Recently, Kyrarini, her students, and her partners at the University of Texas at Arlington have collaborated on a system that allows a mobile robotic arm to interpret biological data from wearable sensors that measure electrocardial and electrodermal activity to determine when the user is tired, and then adjust its behavior accordingly.
“We’re using machine learning to help these robots process these biological signals and figure out whether to ask the user more questions about their needs, or if they’re tired, take care of things for them and simply let the user hear and approve its plan for the day,” explains Kyrarini. Her partners at UT Arlington have recruited test users from the school’s two nationally-ranked basketball teams for wheelchair users; meanwhile, Kyrarini recruits non-STEM majors as an unbiased control group to compare against the UT Arlington results.
The next frontier While Kyrarini says this technology is still in its infancy, she’s still incredibly proud of the ways her team’s work has pushed the potential of this technology. “For example, I have a Master’s student who is trying to detect cognitive fatigue by only using speech. He’s only gotten an accuracy of 62%, so it’s not great yet, but we are hoping that if we get more data, he’ll get better results.
” In the future, they might extend the research into recognizing different emotions, like sadness or frustration, through speech and facial recognition, but there’s a lot of data their team has to process first. Other areas the team has explored include: 1) a robotic system that coordinates multiple arm bases, allowing for two-handed actions or multi-tasking, 2) replacing the extensive biosensors with a smart watch, or 3) a robot that can use a person’s schedule to predict what items they might need to get ready for the day.
Because the project relies on AI technology, Kyrarini is excited that Santa Clara not only gives undergrads access to hardware she didn’t have until grad school, but the school also offers a new Master’s degree in AI—a boon for students who want to be competitive applicants in the growing robotics industry.
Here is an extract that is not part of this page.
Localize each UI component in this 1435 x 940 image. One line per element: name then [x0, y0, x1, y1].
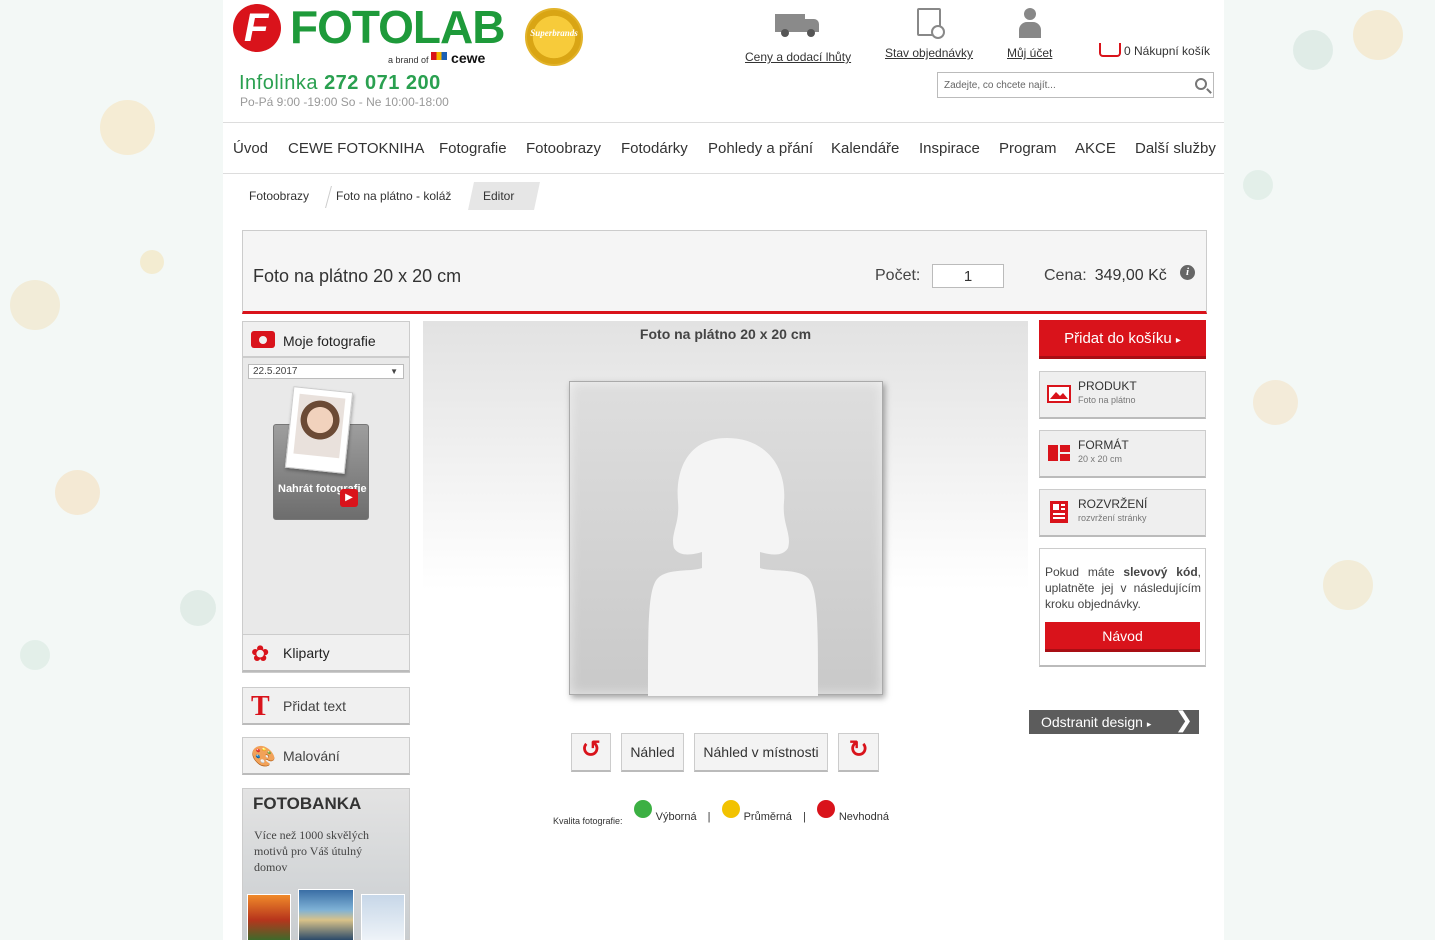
format-grid-icon	[1048, 445, 1070, 461]
quality-unsuitable-icon	[816, 800, 835, 818]
prices-delivery-link[interactable]: Ceny a dodací lhůty	[745, 8, 851, 64]
shopping-cart-link[interactable]: 0 Nákupní košík	[1099, 43, 1210, 58]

More opportunities for hands-on learning are on the horizon, she adds. This year, Kyrarini received two NSF grants to use her cognitive fatigue research to improve the way we manufacture. The biggest is a $3 million grant to design an AI-powered robotic-based manufacturing system to create products from recycled metal.
While smarter, human-centered robots like Kyrarini’s would be an asset for any industry because of increased human safety and productivity, she’s particularly excited to be working in an industry connected to sustainability. Kyrarini and her School of Engineering colleague, Associate Professor Fatemeh Davoudi, will adjust similar robotic arms for manufacturing settings and ergonomic requirements.
From there, the scope of this work goes beyond just building a robot—at its core, the “recyclofacturing” project, as the team calls it, is about building a new way to build things. “We have so many interdisciplinary people on this project—computer scientists, engineers, metal specialists, economists, sociologists, and metal recycling stakeholders—so not only will this be very interesting, but I think it’s helpful that our engineering students will be exposed to so many other disciplines.
Robotics is the direction the world is moving, but to succeed in designing robots, you have to really understand the world first.”